En
cuanto oscurece se abre el jardín del miedo. Es verdad que hemos buscado en la noche
otras delicias, que los sueños más brillantes se derraman en la pantalla de la
oscuridad, que el silencio oscuro de la noche se disuelve en el calor de un
abrazo. Es solo que esa profusión de anuncios que nos alarma en la radio para
que instalemos sistemas de seguridad porque han robado a los vecinos o porque
han asaltado la tienda de Pedro, nos habla de nuestra privilegiada situación de
confort a pesar de todas las carencias.
Te
lo digo a ti, que estás escuchando ahora la radio, aún a riesgo de que acabes
de recibir una carta de despido. Te lo digo sin saber si tu universo estable se
ha volcado por un cambio repentino de condiciones, si has sufrido un terremoto
inesperado. Te lo digo arriesgando mucho, pero con la sólida convicción de que,
por muy mal que te vayan las cosas, tienes un margen para decir que la vida te
trata bien. Y por eso sientes la necesidad de poner bajo llave tu bienestar, de
asegurarte el nido frente a intrusos. Y eso lo sientes especialmente cuando cae
la tarde, en cuanto oscurece. Quieres resolver tu crucigrama diario a salvo de
sorpresas.
Pero
no siempre es posible o no todo el mundo tiene esa posibilidad. Hace algunos
días se podía leer en la prensa digital un titular que decía: La presión policial empuja a León a los
menores que han atemorizado a los vecinos de Langreo. Bueno, en realidad no
se trataba de todo Langreo; solo de la parroquia de Ciaño, que atemorizar a todo
Langreo igual no es tan fácil y menos si los que atemorizan son un grupo de
chavales. Lo primero que quiero decirte es que no te alarmes, que no hay riesgo
de que esos chicos que han venido a León desde Asturias atemoricen aquí a
nadie, porque ya se han vuelto a ir. Pero lo que me interesa es esa reflexión
sobre el miedo. “En cuanto oscurece, tenemos miedo a andar por la calle”,
señalaba algún vecino según se recoge en la noticia. Tenemos miedo a andar por la
calle, porque se acercan a nosotros y nos molestan. Necesitamos alarmas para
proteger lo nuestro. Claro que sí, porque, en cuanto oscurece, llega el
peligro. Parece que pudieran quitarnos lo que tenemos, aunque se trate de niños
que están pasando hambre, niños que no necesitan ningún sistema de seguridad en
su casa, niños que no viajan a la playa en el verano, que rebuscaban comida en
los contenedores. No podemos sentenciar solo con miedo la oscuridad de la piel
de esos niños. Son niños. No es justo pensar que la solución sea solo policial.

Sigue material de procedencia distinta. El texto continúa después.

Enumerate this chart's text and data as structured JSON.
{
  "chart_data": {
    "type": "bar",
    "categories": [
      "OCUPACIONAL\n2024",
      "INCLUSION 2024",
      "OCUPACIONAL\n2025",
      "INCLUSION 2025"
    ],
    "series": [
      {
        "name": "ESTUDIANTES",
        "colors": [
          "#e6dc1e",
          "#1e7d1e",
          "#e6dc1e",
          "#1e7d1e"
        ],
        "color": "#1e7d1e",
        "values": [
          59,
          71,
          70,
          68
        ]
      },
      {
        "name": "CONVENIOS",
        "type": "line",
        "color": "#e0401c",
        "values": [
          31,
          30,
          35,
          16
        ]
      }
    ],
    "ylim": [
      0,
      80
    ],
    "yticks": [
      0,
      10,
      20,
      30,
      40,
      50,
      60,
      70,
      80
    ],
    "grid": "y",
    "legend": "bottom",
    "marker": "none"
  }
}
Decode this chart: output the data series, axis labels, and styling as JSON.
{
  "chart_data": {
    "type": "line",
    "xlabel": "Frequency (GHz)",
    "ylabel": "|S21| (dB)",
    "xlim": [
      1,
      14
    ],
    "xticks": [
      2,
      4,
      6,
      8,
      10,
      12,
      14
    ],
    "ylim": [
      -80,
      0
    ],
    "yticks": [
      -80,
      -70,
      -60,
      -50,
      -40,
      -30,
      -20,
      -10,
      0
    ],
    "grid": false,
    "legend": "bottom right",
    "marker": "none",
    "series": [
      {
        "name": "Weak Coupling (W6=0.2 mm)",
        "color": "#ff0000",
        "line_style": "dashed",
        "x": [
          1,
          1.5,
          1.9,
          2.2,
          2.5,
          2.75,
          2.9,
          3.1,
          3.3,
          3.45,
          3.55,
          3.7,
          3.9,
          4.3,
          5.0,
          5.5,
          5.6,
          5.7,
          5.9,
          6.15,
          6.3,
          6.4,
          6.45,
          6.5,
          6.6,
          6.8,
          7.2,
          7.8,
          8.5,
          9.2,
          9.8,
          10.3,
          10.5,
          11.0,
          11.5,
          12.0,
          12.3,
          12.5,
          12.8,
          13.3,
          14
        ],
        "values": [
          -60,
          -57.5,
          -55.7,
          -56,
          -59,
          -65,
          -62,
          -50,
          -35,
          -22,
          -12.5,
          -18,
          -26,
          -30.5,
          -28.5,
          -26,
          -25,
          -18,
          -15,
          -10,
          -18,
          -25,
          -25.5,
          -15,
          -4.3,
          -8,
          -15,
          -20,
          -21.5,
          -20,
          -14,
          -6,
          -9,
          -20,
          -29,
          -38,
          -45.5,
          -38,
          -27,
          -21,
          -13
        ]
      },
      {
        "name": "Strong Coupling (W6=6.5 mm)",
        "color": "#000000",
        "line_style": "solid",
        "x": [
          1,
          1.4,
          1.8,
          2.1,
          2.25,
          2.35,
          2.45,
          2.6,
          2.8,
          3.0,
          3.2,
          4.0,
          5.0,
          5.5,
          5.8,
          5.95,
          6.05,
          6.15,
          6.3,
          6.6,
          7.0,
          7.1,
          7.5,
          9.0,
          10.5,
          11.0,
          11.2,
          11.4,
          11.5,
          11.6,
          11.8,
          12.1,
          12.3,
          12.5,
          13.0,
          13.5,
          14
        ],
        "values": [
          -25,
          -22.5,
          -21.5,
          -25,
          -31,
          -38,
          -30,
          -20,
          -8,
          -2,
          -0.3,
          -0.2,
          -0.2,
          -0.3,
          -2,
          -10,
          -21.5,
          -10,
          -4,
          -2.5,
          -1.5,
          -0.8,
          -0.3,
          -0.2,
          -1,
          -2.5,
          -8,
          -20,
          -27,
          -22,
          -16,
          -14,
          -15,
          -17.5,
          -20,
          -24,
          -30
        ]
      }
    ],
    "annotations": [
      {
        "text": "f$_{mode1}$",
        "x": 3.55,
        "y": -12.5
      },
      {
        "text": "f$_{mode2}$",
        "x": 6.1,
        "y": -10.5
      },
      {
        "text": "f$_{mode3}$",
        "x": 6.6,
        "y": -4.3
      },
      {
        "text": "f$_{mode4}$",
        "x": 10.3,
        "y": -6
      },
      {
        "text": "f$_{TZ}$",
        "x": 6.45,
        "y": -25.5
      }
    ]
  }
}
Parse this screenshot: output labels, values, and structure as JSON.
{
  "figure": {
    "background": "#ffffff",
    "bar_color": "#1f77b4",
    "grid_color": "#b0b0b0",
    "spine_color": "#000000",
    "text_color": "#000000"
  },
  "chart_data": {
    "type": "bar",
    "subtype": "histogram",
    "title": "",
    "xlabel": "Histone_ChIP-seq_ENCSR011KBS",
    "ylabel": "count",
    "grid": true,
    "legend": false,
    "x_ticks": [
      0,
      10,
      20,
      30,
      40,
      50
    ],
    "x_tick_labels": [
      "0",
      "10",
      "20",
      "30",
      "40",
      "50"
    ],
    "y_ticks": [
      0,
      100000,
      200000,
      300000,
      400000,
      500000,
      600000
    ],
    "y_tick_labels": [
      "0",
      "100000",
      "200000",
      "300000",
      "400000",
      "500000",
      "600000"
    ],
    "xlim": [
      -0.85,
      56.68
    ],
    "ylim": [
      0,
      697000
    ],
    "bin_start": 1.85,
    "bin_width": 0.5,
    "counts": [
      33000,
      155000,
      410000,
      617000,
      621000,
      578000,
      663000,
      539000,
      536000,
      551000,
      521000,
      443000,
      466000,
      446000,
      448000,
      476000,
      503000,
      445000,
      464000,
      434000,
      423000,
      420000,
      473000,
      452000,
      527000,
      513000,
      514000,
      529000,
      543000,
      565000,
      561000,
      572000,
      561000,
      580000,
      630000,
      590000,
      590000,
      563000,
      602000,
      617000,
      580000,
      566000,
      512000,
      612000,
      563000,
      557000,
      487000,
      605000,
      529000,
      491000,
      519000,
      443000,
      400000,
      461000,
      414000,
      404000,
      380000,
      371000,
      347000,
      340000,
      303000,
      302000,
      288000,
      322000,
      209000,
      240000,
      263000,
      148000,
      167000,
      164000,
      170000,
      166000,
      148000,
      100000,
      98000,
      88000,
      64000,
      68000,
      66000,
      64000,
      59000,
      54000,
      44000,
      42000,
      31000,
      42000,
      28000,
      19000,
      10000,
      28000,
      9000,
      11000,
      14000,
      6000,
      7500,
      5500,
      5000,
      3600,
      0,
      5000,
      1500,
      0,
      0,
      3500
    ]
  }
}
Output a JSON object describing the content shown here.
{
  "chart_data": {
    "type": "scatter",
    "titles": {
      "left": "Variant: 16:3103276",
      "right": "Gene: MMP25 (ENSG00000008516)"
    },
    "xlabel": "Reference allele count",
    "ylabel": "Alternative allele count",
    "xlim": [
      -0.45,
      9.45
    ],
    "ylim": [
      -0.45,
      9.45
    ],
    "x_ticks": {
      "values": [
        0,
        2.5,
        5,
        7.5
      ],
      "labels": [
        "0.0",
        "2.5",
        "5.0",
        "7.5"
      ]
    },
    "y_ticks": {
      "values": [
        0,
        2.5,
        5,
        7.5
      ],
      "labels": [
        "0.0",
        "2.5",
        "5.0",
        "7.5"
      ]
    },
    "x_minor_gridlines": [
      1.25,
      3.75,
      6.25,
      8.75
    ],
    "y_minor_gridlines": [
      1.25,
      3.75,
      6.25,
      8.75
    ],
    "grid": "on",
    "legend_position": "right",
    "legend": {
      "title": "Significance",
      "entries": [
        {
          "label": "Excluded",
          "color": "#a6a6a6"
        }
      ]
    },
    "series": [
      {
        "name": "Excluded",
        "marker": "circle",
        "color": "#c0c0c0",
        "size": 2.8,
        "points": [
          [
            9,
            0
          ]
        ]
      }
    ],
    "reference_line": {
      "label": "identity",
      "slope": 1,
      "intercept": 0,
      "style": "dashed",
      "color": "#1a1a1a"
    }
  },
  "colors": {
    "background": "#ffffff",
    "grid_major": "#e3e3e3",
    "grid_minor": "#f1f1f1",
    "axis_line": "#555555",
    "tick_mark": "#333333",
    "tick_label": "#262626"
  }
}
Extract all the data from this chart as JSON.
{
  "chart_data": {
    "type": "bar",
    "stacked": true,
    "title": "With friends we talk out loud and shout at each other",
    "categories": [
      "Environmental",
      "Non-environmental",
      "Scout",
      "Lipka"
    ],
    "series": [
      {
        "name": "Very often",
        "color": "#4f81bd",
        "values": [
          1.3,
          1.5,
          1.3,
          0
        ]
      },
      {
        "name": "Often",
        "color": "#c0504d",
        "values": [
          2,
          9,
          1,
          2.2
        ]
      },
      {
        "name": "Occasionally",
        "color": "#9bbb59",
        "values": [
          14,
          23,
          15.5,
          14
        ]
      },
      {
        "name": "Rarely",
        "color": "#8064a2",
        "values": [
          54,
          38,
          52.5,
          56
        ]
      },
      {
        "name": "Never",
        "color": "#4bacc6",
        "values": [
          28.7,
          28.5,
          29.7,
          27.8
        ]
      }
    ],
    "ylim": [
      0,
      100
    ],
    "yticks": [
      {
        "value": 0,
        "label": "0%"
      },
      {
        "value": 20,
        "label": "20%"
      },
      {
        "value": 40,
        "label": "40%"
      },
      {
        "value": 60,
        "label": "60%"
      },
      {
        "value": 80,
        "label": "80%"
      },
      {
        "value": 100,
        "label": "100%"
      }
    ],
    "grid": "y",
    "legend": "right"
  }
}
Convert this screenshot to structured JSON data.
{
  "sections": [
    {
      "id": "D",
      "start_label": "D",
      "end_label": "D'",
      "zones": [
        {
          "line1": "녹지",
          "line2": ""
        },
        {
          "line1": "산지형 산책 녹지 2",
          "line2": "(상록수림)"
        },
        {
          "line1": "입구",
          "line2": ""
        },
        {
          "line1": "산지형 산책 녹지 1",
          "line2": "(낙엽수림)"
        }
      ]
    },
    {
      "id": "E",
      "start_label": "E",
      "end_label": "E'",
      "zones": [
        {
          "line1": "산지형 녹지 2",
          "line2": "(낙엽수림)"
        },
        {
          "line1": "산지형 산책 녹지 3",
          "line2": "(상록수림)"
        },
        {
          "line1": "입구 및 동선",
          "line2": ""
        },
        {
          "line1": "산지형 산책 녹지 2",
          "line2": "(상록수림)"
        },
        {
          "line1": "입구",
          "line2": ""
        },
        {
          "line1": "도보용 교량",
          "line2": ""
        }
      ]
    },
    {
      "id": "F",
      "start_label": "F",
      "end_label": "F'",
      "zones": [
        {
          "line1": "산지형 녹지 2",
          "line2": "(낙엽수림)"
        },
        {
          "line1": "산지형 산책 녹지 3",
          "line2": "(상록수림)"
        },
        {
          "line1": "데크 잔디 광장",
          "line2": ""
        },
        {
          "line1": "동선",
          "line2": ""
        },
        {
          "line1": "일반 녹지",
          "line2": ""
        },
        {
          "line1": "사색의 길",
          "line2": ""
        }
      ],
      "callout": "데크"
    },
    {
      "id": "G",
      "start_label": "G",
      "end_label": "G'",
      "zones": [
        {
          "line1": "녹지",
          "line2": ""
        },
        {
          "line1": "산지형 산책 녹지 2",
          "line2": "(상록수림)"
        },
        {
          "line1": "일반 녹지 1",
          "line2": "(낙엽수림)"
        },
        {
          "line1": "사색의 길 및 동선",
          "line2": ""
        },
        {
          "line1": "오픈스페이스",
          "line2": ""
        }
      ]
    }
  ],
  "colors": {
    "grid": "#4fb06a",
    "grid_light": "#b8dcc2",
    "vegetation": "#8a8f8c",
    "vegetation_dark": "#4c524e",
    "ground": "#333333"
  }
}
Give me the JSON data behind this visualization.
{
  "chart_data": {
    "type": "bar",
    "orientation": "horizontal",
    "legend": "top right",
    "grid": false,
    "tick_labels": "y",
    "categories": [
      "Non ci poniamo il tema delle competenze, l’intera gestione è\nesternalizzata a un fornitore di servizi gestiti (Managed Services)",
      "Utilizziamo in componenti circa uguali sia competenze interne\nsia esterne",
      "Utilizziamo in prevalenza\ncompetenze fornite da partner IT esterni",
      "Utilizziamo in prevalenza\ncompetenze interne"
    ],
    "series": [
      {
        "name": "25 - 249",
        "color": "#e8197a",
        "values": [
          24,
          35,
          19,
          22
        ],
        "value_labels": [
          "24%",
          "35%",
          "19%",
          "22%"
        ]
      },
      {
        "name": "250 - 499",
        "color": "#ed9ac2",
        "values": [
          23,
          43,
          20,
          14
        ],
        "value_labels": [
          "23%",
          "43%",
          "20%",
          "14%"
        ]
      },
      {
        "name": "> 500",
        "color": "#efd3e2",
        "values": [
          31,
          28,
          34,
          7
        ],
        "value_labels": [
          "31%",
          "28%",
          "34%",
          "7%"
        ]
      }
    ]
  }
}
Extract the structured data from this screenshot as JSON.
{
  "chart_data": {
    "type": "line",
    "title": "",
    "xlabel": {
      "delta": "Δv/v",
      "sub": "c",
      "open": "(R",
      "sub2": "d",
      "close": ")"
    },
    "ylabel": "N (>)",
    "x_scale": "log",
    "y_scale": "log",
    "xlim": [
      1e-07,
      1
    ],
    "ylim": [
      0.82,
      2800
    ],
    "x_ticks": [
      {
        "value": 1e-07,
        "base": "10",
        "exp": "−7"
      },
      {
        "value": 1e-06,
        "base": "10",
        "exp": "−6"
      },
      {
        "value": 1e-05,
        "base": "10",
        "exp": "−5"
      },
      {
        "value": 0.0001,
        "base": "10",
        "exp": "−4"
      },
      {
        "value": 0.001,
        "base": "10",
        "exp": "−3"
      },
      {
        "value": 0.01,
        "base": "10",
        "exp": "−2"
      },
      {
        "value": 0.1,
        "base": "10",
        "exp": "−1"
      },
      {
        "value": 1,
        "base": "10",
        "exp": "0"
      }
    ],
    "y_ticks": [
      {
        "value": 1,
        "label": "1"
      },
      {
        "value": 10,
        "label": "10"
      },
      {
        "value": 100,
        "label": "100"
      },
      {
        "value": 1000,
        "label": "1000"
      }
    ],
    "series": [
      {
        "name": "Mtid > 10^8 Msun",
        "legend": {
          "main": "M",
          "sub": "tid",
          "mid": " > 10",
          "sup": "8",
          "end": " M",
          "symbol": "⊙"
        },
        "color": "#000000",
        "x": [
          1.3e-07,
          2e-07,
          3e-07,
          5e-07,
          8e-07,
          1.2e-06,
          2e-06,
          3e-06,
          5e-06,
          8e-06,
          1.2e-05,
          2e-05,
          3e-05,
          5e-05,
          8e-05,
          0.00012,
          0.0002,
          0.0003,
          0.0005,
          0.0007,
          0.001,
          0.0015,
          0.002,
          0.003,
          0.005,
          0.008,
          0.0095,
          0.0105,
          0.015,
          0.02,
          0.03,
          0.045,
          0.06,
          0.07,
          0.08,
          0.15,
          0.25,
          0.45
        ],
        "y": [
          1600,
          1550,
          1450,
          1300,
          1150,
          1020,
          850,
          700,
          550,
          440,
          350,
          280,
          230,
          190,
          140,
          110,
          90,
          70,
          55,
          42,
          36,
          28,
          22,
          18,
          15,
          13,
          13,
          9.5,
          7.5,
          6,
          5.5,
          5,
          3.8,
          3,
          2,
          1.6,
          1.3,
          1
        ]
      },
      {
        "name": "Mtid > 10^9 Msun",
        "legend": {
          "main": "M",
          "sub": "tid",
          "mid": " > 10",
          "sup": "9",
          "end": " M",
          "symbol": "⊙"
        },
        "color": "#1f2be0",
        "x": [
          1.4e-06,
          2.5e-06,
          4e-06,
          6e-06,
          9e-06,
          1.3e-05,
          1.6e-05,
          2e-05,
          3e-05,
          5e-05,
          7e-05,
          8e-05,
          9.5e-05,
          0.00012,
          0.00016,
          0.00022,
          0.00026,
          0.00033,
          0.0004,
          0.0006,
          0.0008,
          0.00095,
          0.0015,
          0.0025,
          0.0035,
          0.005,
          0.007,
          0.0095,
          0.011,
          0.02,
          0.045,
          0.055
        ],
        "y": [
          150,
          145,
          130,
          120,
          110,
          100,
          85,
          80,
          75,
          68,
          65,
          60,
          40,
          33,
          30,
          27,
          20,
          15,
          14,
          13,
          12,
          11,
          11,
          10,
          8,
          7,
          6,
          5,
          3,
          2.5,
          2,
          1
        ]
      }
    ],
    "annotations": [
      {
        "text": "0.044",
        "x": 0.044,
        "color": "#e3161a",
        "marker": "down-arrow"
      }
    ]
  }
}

La piel oscura se pega al hueso y en el tuétano del miedo brota una semilla de
odio.
Ayer
estuve con un puñado de chiquillos de tres años que venían de ver en un
planetario las estrellas. Eran un universo de colores; pieles de color
aceituna, rostros más blancos, miradas morenas del norte de África, unos ojos
de más allá del mar. “En Venezuela hay hambre”, dijo una. “Aquí hay comida y,
cuando se acaba, están las tiendas”. Tendrías que ver cómo mordía cada uno su
gominola, cómo apretaba su deseo al compás de su necesidad. Mordiscos voraces,
pequeños pellizcos. De uno o de mil bocados. Todos salvo uno que solo chupó el
azúcar de fuera y escondió el resto y otro que no sabía que aquello que tenía
en la mano era para comer: un tesoro sin inhibidores.